Gestational Diabetes Study – ORCHID: Optimisation of Rural Clinical & Haematological Indicators of Diabetes
The Val Lishman Health Research Foundation is supporting researchers at The Rural Clinical School of Western Australia, in conjunction with The University of Western Australia and The University of Notre Dame, with their ORCHID research project. The project is looking at better ways of testing for gestational diabetes mellitus (GDM).
GDM is the most common maternal health condition, affecting 15 % of women in rural WA. The only recognised test for GDM is the Oral Glucose Tolerance Test (OGTT) – a test that involves a pregnant woman drinking a very sweet liquid, waiting two hours and then having her blood glucose level tested. Currently only 50% of women living in rural WA are being screened for GDM using the OGTT. Based on these figures, it is estimated that approximately 450 women each year with GDM are not diagnosed in rural WA. Clinical advise is that 100% of women should be tested to minimise adverse consequences for mother and baby.

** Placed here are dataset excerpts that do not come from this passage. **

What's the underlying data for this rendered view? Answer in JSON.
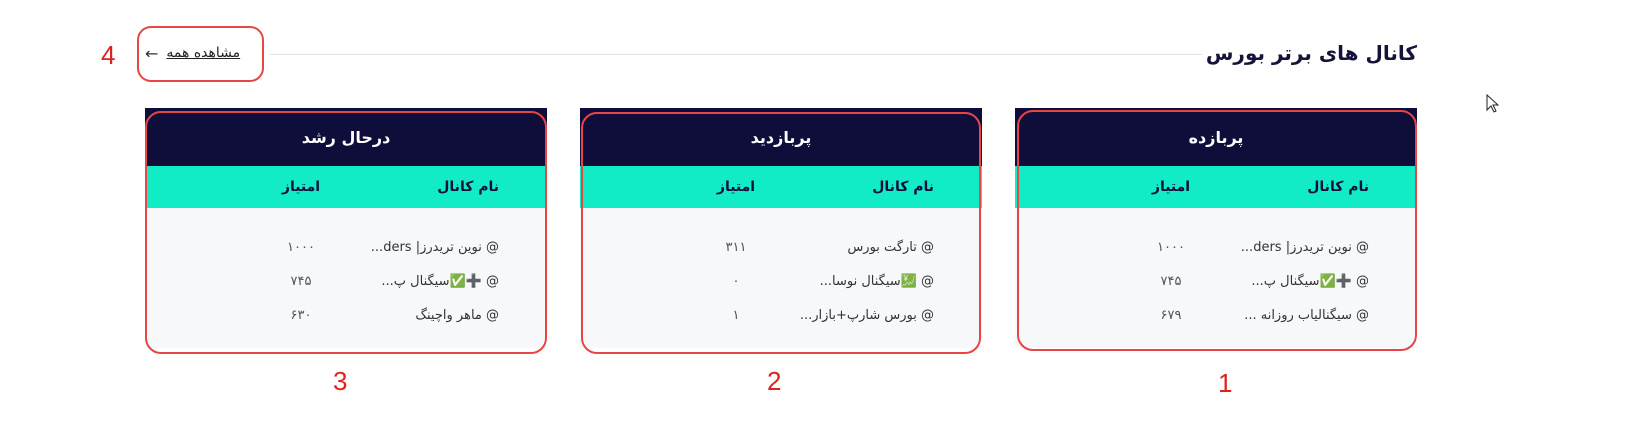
{
  "section": {
    "title": "کانال های برتر بورس",
    "see_all_label": "مشاهده همه",
    "see_all_arrow": "←"
  },
  "annotations": [
    "1",
    "2",
    "3",
    "4"
  ],
  "cards": [
    {
      "title": "پربازده",
      "col_name": "نام کانال",
      "col_score": "امتیاز",
      "rows": [
        {
          "name": "@ نوین تریدرز| ders...",
          "score": "۱۰۰۰"
        },
        {
          "name": "@ ➕✅سیگنال پ...",
          "score": "۷۴۵"
        },
        {
          "name": "@ سیگنالیاب روزانه ...",
          "score": "۶۷۹"
        }
      ]
    },
    {
      "title": "پربازدید",
      "col_name": "نام کانال",
      "col_score": "امتیاز",
      "rows": [
        {
          "name": "@ تارگت بورس",
          "score": "۳۱۱"
        },
        {
          "name": "@ 💹سیگنال نوسا...",
          "score": "۰"
        },
        {
          "name": "@ بورس شارپ+بازار...",
          "score": "۱"
        }
      ]
    },
    {
      "title": "درحال رشد",
      "col_name": "نام کانال",
      "col_score": "امتیاز",
      "rows": [
        {
          "name": "@ نوین تریدرز| ders...",
          "score": "۱۰۰۰"
        },
        {
          "name": "@ ➕✅سیگنال پ...",
          "score": "۷۴۵"
        },
        {
          "name": "@ ماهر واچینگ",
          "score": "۶۳۰"
        }
      ]
    }
  ]
}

This study, under the direction of Coordinating Principal Investigator Dr Julia Marley PhD, will take place in over 10 rural and remote towns and Aboriginal communities across the state. It is hoped that in excess of 600 women will be recruited to participate in the study.
Dr Marley said: “In everyday health service practice the current screening test for GDM is too difficult to achieve. We are looking for a simpler way to screen for diabetes in pregnancy, to see if we can detect it earlier and to reduce the number of women needing to have the OGTT”.
Autism in Rural Communities
The Val Lishman Health Research Foundation is working with Curtin University and the South West Autism Network (SWAN) to determine ways to improve quality of life for autistic children and their families.
The project involves obtaining a comprehensive understanding of the impact that an autism diagnosis has on families and trialling an innovative method of delivering potentially life-changing therapy to children on the autism spectrum.
VLHRF research manager Peter Heyworth said it was important people with the disorder received therapy to support their development as early in life as possible.
“Individuals on the spectrum have difficulty processing information and understanding the world in the usual way, and require assistance in developing their social, communication and fine motor abilities,” he said.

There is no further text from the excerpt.